A general radiography (X-ray) can be done on the chest, abdomen, pelvis, skull and extremity. It involves exposing a part of the body to a small dose of radiation to produce an image of the internal organs. When x-rays penetrate the body, they are absorbed in varying amounts by different parts of the anatomy. Ribs and bones, for example, will absorb much of the radiation and, therefore, appear white or light gray on the image. Lung tissue and other internal organs absorb lesser radiation and appear darker on the image. In this manner a “picture” of the body part is formed.
Chest and bone x-rays are very common examinations.
A chest x-ray is usually done for the evaluation of lungs, heart and surrounding anatomy.
Bone x-ray is the fastest and easiest way for a physician to view and assess broken bones, cracked skull and injured backbone. At least two films are taken of a bone, and often three films if the problem is around a joint(Knee, elbow or wrist).

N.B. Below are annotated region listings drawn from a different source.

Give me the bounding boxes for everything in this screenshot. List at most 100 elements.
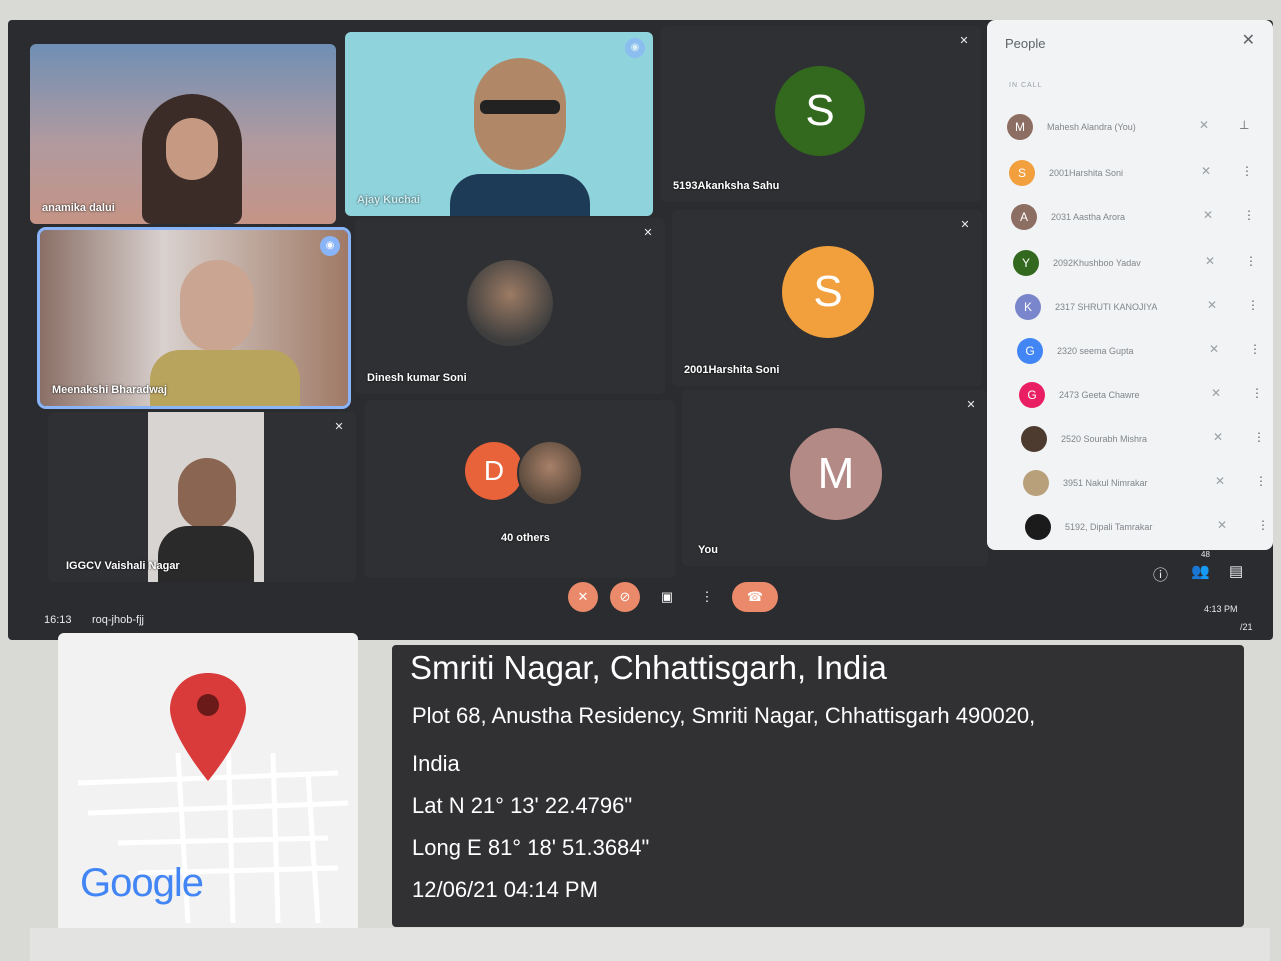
- people-list-item[interactable]: 5192, Dipali Tamrakar ✕ ⋮: [1025, 514, 1273, 544]
- mic-off-icon: ✕: [643, 227, 653, 239]
- location-title: Smriti Nagar, Chhattisgarh, India: [410, 649, 887, 686]
- mic-off-icon: ✕: [1205, 254, 1216, 268]
- mic-off-icon: ✕: [1217, 518, 1228, 532]
- mic-off-icon: ✕: [1211, 386, 1222, 400]
- participant-tile-harshita[interactable]: S ✕ 2001Harshita Soni: [672, 210, 982, 386]
- people-list-item[interactable]: 3951 Nakul Nimrakar ✕ ⋮: [1023, 470, 1273, 500]
- speaking-icon: ◉: [625, 38, 645, 58]
- location-country: India: [412, 751, 460, 776]
- mic-off-icon: ✕: [960, 219, 970, 231]
- participant-name: anamika dalui: [42, 202, 115, 214]
- location-datetime: 12/06/21 04:14 PM: [412, 877, 598, 902]
- participant-tile-meenakshi[interactable]: ◉ Meenakshi Bharadwaj: [37, 227, 351, 409]
- participant-video: [150, 250, 300, 406]
- people-list-item[interactable]: S 2001Harshita Soni ✕ ⋮: [1009, 160, 1271, 190]
- location-longitude: Long E 81° 18' 51.3684": [412, 835, 650, 860]
- participant-video: [450, 50, 590, 216]
- participant-name: Mahesh Alandra (You): [1047, 122, 1136, 132]
- laptop-keyboard: [30, 928, 1270, 961]
- participant-tile-you[interactable]: M ✕ You: [682, 390, 988, 566]
- present-icon[interactable]: ▣: [652, 582, 682, 612]
- meet-screen: anamika dalui ◉ Ajay Kuchai S ✕ 5193Akan…: [8, 20, 1273, 640]
- participant-tile-others[interactable]: D 40 others: [365, 400, 675, 578]
- more-vert-icon[interactable]: ⋮: [692, 582, 722, 612]
- people-list-item[interactable]: K 2317 SHRUTI KANOJIYA ✕ ⋮: [1015, 294, 1273, 324]
- more-vert-icon[interactable]: ⋮: [1249, 342, 1261, 356]
- mic-off-icon: ✕: [1209, 342, 1220, 356]
- participant-avatar: M: [790, 428, 882, 520]
- chat-icon[interactable]: ▤: [1229, 562, 1243, 580]
- people-list-item[interactable]: G 2473 Geeta Chawre ✕ ⋮: [1019, 382, 1273, 412]
- more-vert-icon[interactable]: ⋮: [1243, 208, 1255, 222]
- people-list-item[interactable]: Y 2092Khushboo Yadav ✕ ⋮: [1013, 250, 1273, 280]
- participant-name: 5193Akanksha Sahu: [673, 180, 780, 192]
- more-vert-icon[interactable]: ⋮: [1245, 254, 1257, 268]
- people-panel-title: People: [1005, 36, 1046, 51]
- more-vert-icon[interactable]: ⋮: [1241, 164, 1253, 178]
- people-list-item[interactable]: M Mahesh Alandra (You) ✕ ⊥: [1007, 114, 1269, 144]
- participant-tile-dinesh[interactable]: ✕ Dinesh kumar Soni: [355, 218, 665, 394]
- participant-avatar: M: [1007, 114, 1033, 140]
- participant-count: 48: [1201, 550, 1210, 559]
- participant-name: 2520 Sourabh Mishra: [1061, 434, 1148, 444]
- participant-avatar: S: [782, 246, 874, 338]
- more-vert-icon[interactable]: ⋮: [1247, 298, 1259, 312]
- mic-off-icon: ✕: [1207, 298, 1218, 312]
- people-list-item[interactable]: 2520 Sourabh Mishra ✕ ⋮: [1021, 426, 1273, 456]
- participant-name: 2473 Geeta Chawre: [1059, 390, 1140, 400]
- people-list-item[interactable]: G 2320 seema Gupta ✕ ⋮: [1017, 338, 1273, 368]
- hangup-icon[interactable]: ☎: [732, 582, 778, 612]
- more-vert-icon[interactable]: ⋮: [1255, 474, 1267, 488]
- participant-avatar: S: [1009, 160, 1035, 186]
- google-logo: Google: [80, 861, 204, 905]
- speaking-icon: ◉: [320, 236, 340, 256]
- participant-name: 2001Harshita Soni: [1049, 168, 1124, 178]
- more-vert-icon[interactable]: ⋮: [1253, 430, 1265, 444]
- participant-video: [142, 94, 242, 224]
- mic-off-icon: ✕: [959, 35, 969, 47]
- pin-icon[interactable]: ⊥: [1239, 118, 1249, 132]
- location-address: Plot 68, Anustha Residency, Smriti Nagar…: [412, 703, 1036, 728]
- system-date: /21: [1240, 622, 1253, 632]
- participant-photo: [467, 260, 553, 346]
- participant-avatar: S: [775, 66, 865, 156]
- participant-name: 2001Harshita Soni: [684, 364, 780, 376]
- mic-off-icon[interactable]: ✕: [568, 582, 598, 612]
- mic-off-icon: ✕: [1199, 118, 1210, 132]
- camera-off-icon[interactable]: ⊘: [610, 582, 640, 612]
- participant-photo: [517, 440, 583, 506]
- participant-avatar: K: [1015, 294, 1041, 320]
- system-clock: 4:13 PM: [1204, 604, 1238, 614]
- participant-video: [148, 412, 264, 582]
- more-vert-icon[interactable]: ⋮: [1251, 386, 1263, 400]
- close-icon[interactable]: ✕: [1242, 30, 1255, 50]
- location-overlay: Smriti Nagar, Chhattisgarh, India Plot 6…: [392, 645, 1244, 927]
- meeting-code: roq-jhob-fjj: [92, 614, 144, 626]
- map-thumbnail: Google: [58, 633, 358, 933]
- in-call-label: IN CALL: [1009, 82, 1043, 89]
- participant-name: 40 others: [501, 532, 550, 544]
- participant-name: 3951 Nakul Nimrakar: [1063, 478, 1148, 488]
- participant-avatar: G: [1017, 338, 1043, 364]
- participant-name: Meenakshi Bharadwaj: [52, 384, 167, 396]
- participant-tile-anamika[interactable]: anamika dalui: [30, 44, 336, 224]
- map-pin-icon: [170, 673, 246, 781]
- participant-tile-ajay[interactable]: ◉ Ajay Kuchai: [345, 32, 653, 216]
- mic-off-icon: ✕: [334, 421, 344, 433]
- people-icon[interactable]: 👥: [1191, 562, 1210, 580]
- participant-name: You: [698, 544, 718, 556]
- participant-name: 2092Khushboo Yadav: [1053, 258, 1141, 268]
- people-panel: People ✕ IN CALL M Mahesh Alandra (You) …: [987, 20, 1273, 550]
- more-vert-icon[interactable]: ⋮: [1257, 518, 1269, 532]
- participant-name: Dinesh kumar Soni: [367, 372, 467, 384]
- participant-photo: [1023, 470, 1049, 496]
- mic-off-icon: ✕: [1215, 474, 1226, 488]
- participant-name: 5192, Dipali Tamrakar: [1065, 522, 1153, 532]
- participant-name: 2320 seema Gupta: [1057, 346, 1134, 356]
- participant-name: 2031 Aastha Arora: [1051, 212, 1126, 222]
- info-icon[interactable]: ⓘ: [1153, 564, 1168, 585]
- participant-tile-vaishali[interactable]: ✕ IGGCV Vaishali Nagar: [48, 412, 356, 582]
- participant-tile-akanksha[interactable]: S ✕ 5193Akanksha Sahu: [661, 26, 981, 202]
- participant-avatar: Y: [1013, 250, 1039, 276]
- people-list-item[interactable]: A 2031 Aastha Arora ✕ ⋮: [1011, 204, 1273, 234]
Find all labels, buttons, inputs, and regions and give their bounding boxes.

The procedure requires no special preparation. As x-rays are involved, it is not advisable for women who are pregnant, especially in early pregnancy. To prevent unnecessary irradiation of fetus, female patients will be asked of their last menstrual period. This is especially important in examination of the lower abdomen and pelvis. Generally, 10 days from the beginning of the last menstrual period is considered safe period for x-ray examinations.
You may be requested to change into an x-ray gown to avoid metallic items, buttons and zippers. You will also be asked to remove jewellery, eyeglasses, and any metal objects that could obscure the image.
Once you are positioned in the required pose with the x-ray plate, you may be asked to take a deep breath and hold it or just to hold your breath and keep still. The radiographer will go to another small room or cubicle and activate the x-ray equipment which will send a beam of x-rays to the positioned area. You need to keep still as any movement will lead to an unsharp picture and an accurate diagnosis cannot be made.
When the x-rays are completed you will be asked to wait until the radiographer and radiologist examine the images to determine if more are needed.
This is a painless procedure. The only discomfort results from the coldness of the x-ray plate. Sometimes to get a clear image of an injury, you may be asked to hold onto an uncomfortable position for a short time. Any movement could blur the image and make it necessary to repeat the procedure to get a useful, clear picture.
The radiologist (specialist doctor) will review the image and the report will be sent to your doctor who will then discuss the scan results with you. If requested by your doctor, the films may be handed directly to you to return to your doctor.